The strength of patents in the biotechnology and pharmaceutical field involves complex legal and scientific questions and can be uncertain. The patent applications that we own or in-license may fail to result in issued patents with claims that cover our product candidates or uses thereof in the United States or in other foreign countries. Even if the patents do successfully issue, third parties may challenge the patentability, validity, enforceability or scope thereof, for example through inter partes review, or IPR, post-grant review or ex parte reexamination before the USPTO or oppositions and other comparable proceedings in foreign jurisdictions, which may result in such patents being cancelled, narrowed, invalidated or held unenforceable. For example, on November 16, 2015, March 18, 2016 and August 5, 2016, one or more anonymous parties filed for ex parte reexaminations of certain patents that we licensed pursuant to our agreement with Cabaret. On December 12, 2016, we achieved a favorable outcome in one of these reexaminations: the USPTO maintained the patent with its expiration date unchanged. On June 26, 2017, we also achieved a favorable outcome in the remaining two reexaminations of one of our CAR-related patents, expiring in 2027. The USPTO issued a Notice of Intent to Issue a Reexamination Certificate, confirming the patentability of amended claims in this patent. Even with the favorable outcomes at the USPTO or if our patents and applications are unchallenged, they may not adequately protect our intellectual property or prevent others from designing around our claims.

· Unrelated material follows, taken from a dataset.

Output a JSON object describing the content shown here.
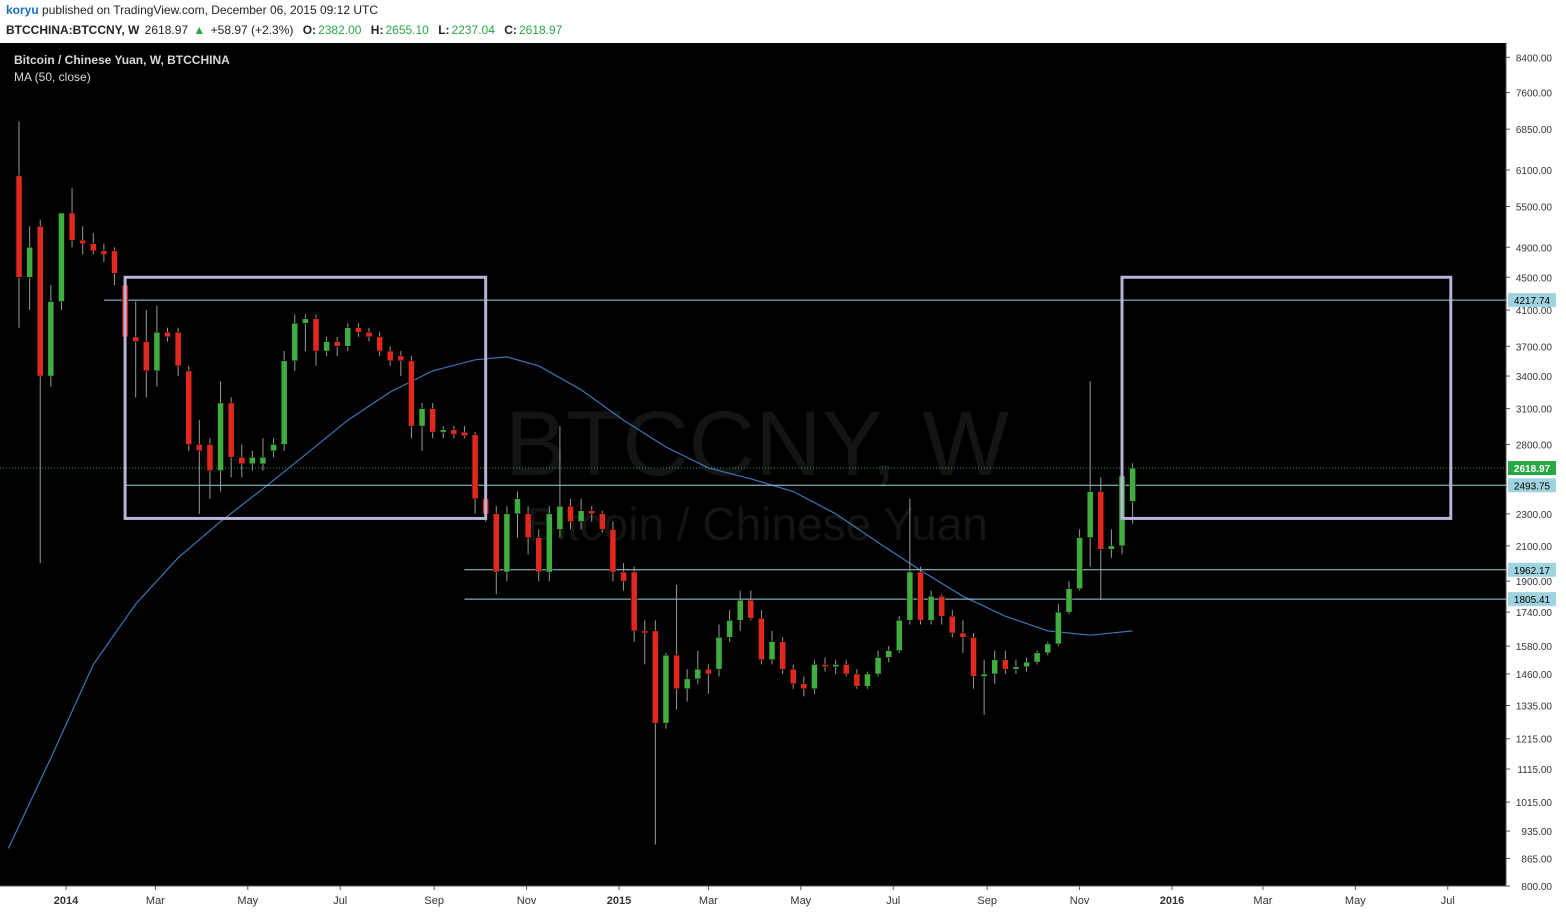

If the breadth or strength of protection provided by the patents and patent applications we hold with respect to our product candidates is threatened, it could dissuade companies from collaborating with us to develop, and threaten our ability to commercialize, our product candidates. Further, if we encounter delays in our clinical trials, the period of time during which we could market our product candidates under patent protection would be reduced. United States patent applications containing or that at any time contained a claim not entitled to a priority date before March 16, 2013 are subject to the “first to file” system implemented by the America Invents Act (2011).